For as long as most marketers can remember, getting a good domain name was a prerequisite to anything you were going to do on the web. Without a good domain name, no one would be able to find your site, or recall your campaign to get them to visit your page. Domain names were worth paying thousands of dollars for, or even potentially changing the name of your business to something that you could actually get the domain name for.
To a degree, this is still true. As a marketer, I certainly still preach the importance of a good domain name and counsel my clients to make sure they can get one. Still, it is not the necessity that it once was. In fact, there are plenty of times now when you can succeed without having the best domain name. There are several factors pointing this decreasing importance that you should consider before launching a mega-search for the ideal domain name:
- Link Shorteners – Thanks mostly to Twitter, but also social media sites as well, link shorteners like Bit.ly or TinyURL.com are making actual URLs almost irrelevant because they mask actual URLs and convert them into short versions that are much better when sharing a link in a place with a 140 character limit.
- Social Media Homepages – More and more frequently we are starting to see brand direct people to their social networking profile on a site like Facebook as a destination rather than a brand homepage. When people visit a social networking site directly, their first impression doesn't involve your website (or its URL), and this is increasingly common.
- Creative spelling – You could fill a book with how many new popular sites there are which feature what might kindly be called "creative spelling" of common words or even made up words. Flickr, Dopplr, and Bing are just a few examples. Either way, there is a much broader creative license to choose a unique name that works than there ever was in the past.
- Growing consumer sophistication – Another element helping to lessen the importance of getting domain names with certain extensions (such as always getting a .com name) is that consumers are growing increasingly familiar with other versions of domain names.

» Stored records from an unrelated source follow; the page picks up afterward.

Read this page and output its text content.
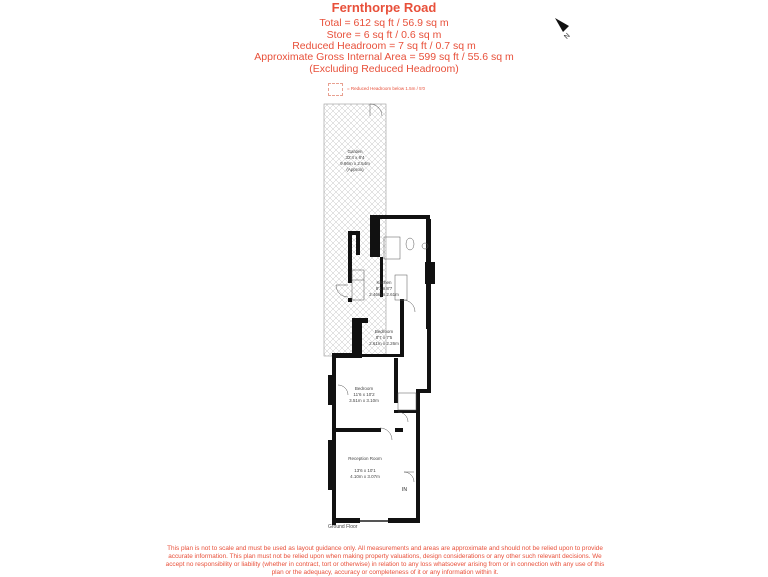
Fernthorpe Road
Total = 612 sq ft / 56.9 sq m
Store = 6 sq ft / 0.6 sq m
Reduced Headroom = 7 sq ft / 0.7 sq m
Approximate Gross Internal Area = 599 sq ft / 55.6 sq m
(Excluding Reduced Headroom)
= Reduced Headroom below 1.5m / 5'0
N
Garden
32'4 x 8'4
9.86m x 2.54m
(Approx)
Kitchen
8'1 x 8'7
2.46m x 2.61m
Bedroom
8'7 x 7'5
2.61m x 2.26m
Bedroom
11'6 x 10'2
3.51m x 3.10m
Reception Room
13'6 x 10'1
4.10m x 3.07m
IN
Ground Floor
This plan is not to scale and must be used as layout guidance only. All measurements and areas are approximate and should not be relied upon to provide accurate information. This plan must not be relied upon when making property valuations, design considerations or any other such relevant decisions. We accept no responsibility or liability (whether in contract, tort or otherwise) in relation to any loss whatsoever arising from or in connection with any use of this plan or the adequacy, accuracy or completeness of it or any information within it.
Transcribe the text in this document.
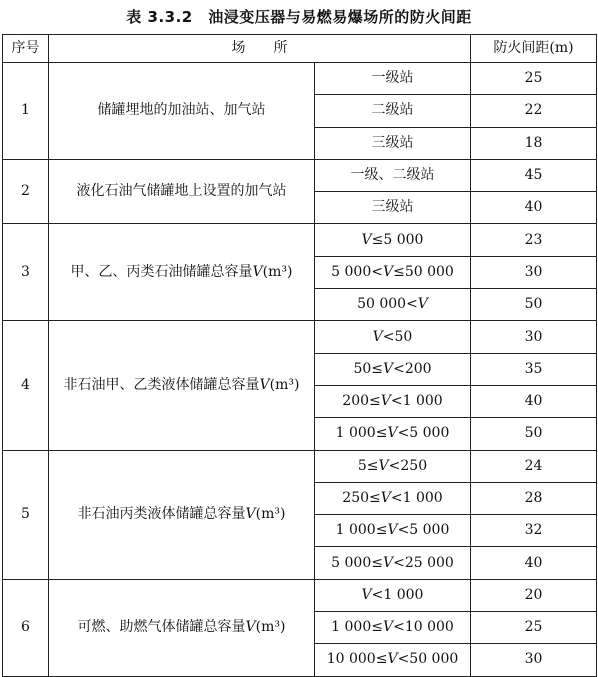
表 3.3.2　油浸变压器与易燃易爆场所的防火间距
序号	场　　所		防火间距(m)
1	储罐埋地的加油站、加气站	一级站	25
		二级站	22
		三级站	18
2	液化石油气储罐地上设置的加气站	一级、二级站	45
		三级站	40
3	甲、乙、丙类石油储罐总容量V(m³)	V≤5 000	23
		5 000<V≤50 000	30
		50 000<V	50
4	非石油甲、乙类液体储罐总容量V(m³)	V<50	30
		50≤V<200	35
		200≤V<1 000	40
		1 000≤V<5 000	50
5	非石油丙类液体储罐总容量V(m³)	5≤V<250	24
		250≤V<1 000	28
		1 000≤V<5 000	32
		5 000≤V<25 000	40
6	可燃、助燃气体储罐总容量V(m³)	V<1 000	20
		1 000≤V<10 000	25
		10 000≤V<50 000	30
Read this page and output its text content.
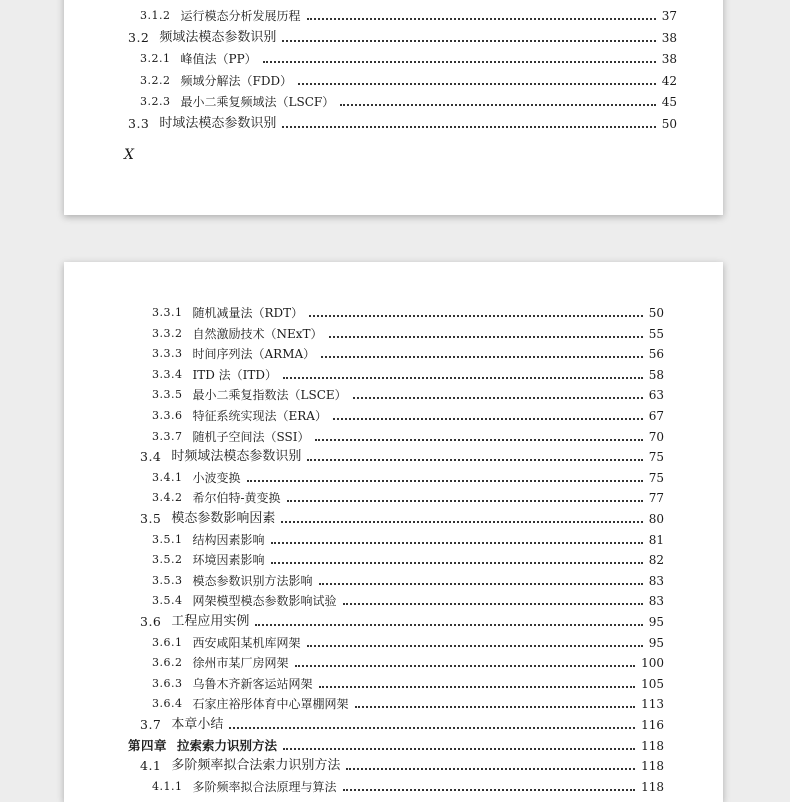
3.1.2 运行模态分析发展历程	37
3.2 频域法模态参数识别	38
3.2.1 峰值法（PP）	38
3.2.2 频域分解法（FDD）	42
3.2.3 最小二乘复频域法（LSCF）	45
3.3 时域法模态参数识别	50
X
3.3.1 随机减量法（RDT）	50
3.3.2 自然激励技术（NExT）	55
3.3.3 时间序列法（ARMA）	56
3.3.4 ITD 法（ITD）	58
3.3.5 最小二乘复指数法（LSCE）	63
3.3.6 特征系统实现法（ERA）	67
3.3.7 随机子空间法（SSI）	70
3.4 时频域法模态参数识别	75
3.4.1 小波变换	75
3.4.2 希尔伯特-黄变换	77
3.5 模态参数影响因素	80
3.5.1 结构因素影响	81
3.5.2 环境因素影响	82
3.5.3 模态参数识别方法影响	83
3.5.4 网架模型模态参数影响试验	83
3.6 工程应用实例	95
3.6.1 西安咸阳某机库网架	95
3.6.2 徐州市某厂房网架	100
3.6.3 乌鲁木齐新客运站网架	105
3.6.4 石家庄裕彤体育中心罩棚网架	113
3.7 本章小结	116
第四章 拉索索力识别方法	118
4.1 多阶频率拟合法索力识别方法	118
4.1.1 多阶频率拟合法原理与算法	118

If your primary site is on a .org, .gov, .edu or .net extension – it is much more likely today that consumers will remember and use this instead of just focusing on .com and assuming it is part of your name.
- Power of search – Continual improvements in search algorithms and usage of search engines means that even if consumers remember just a part of your name, they are far more likely to type that into Google along with your location or anything else they remember to find your site. Certainly having a good domain name can help with search, but there are other ways to make sure your site is search optimized and it doesn't all hinge on your domain name.
- Rise of online marketing – As more and more marketing dollars shift online, this also reduces the relative level of importance of your domain name. Having a great easy to remember domain is important if you are putting it on a billboard that people drive by at 65 miles per hour. It is less important if you are using a higher percentage of your promotional budget to drive people to click a link online which will directly take them to a page (usually without ever showing them the URL they are going to until they reach it.
- QR Codes & Visual URLs – The symbol of the growing popularity of "visual URLs" are QR codes. These are two dimensional bar codes that can be scanned in (usually by a mobile phone or other such device) and it allows you to visit a specific site without ever entering a URL. In the near future, we will likely see other ideas like this to help people navigate their way to online destinations without ever having to share an actual URL on a keyboard.